Thanks to powerful supercomputers and intelligent algorithms, researchers today are equipped with advanced tools to unravel the mysteries of the cosmos!
Are we alone?
For millennia, people have turned their gaze to the stars and pondered if there are others like us out there.
Using HPC, scientists can simulate extraterrestrial environments, supporting the search for habitable planets and life beyond our solar system.
With the potential for as many as 300 million habitable planets in our galaxy alone, such simulations can help astronomers recognise signs of life.
Going back in time
Co-located in South Africa and Western Australia, the Square Kilometre Array (SKA) is a multi-billion dollar international effort to build the world’s largest radio telescope.

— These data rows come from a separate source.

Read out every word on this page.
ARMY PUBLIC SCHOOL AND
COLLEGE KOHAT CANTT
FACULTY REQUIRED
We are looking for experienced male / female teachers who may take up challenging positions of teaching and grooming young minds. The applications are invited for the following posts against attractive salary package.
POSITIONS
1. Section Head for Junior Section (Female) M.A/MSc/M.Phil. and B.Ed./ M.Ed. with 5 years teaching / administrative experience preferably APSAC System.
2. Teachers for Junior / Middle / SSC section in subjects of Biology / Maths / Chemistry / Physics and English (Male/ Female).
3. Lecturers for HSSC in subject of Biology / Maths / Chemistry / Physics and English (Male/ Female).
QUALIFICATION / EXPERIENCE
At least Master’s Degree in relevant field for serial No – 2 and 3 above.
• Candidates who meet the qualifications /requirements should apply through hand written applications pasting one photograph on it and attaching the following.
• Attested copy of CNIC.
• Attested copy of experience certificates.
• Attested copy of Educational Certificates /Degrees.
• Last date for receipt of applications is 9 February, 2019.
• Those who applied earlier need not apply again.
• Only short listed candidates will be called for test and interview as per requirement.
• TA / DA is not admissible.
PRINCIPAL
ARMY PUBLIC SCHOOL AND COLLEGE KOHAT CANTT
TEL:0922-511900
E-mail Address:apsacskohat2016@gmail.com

Researchers at the International Centre for Radio Astronomy Research (ICRAR) have been studying the early universe with the Murchison Widefield Array (MWA) telescope, a precursor to the SKA.
Working with ICRAR researchers, our HPC experts onboarded and optimised ICRAR’s code for processing the MWA data on our Perth supercomputer Bruce, achieving runtimes that were 125 times faster!
Using these results ICRAR published a new paper that advances our understanding of the epoch of reionisation—the dawn of the first stars, galaxies and black holes in our universe.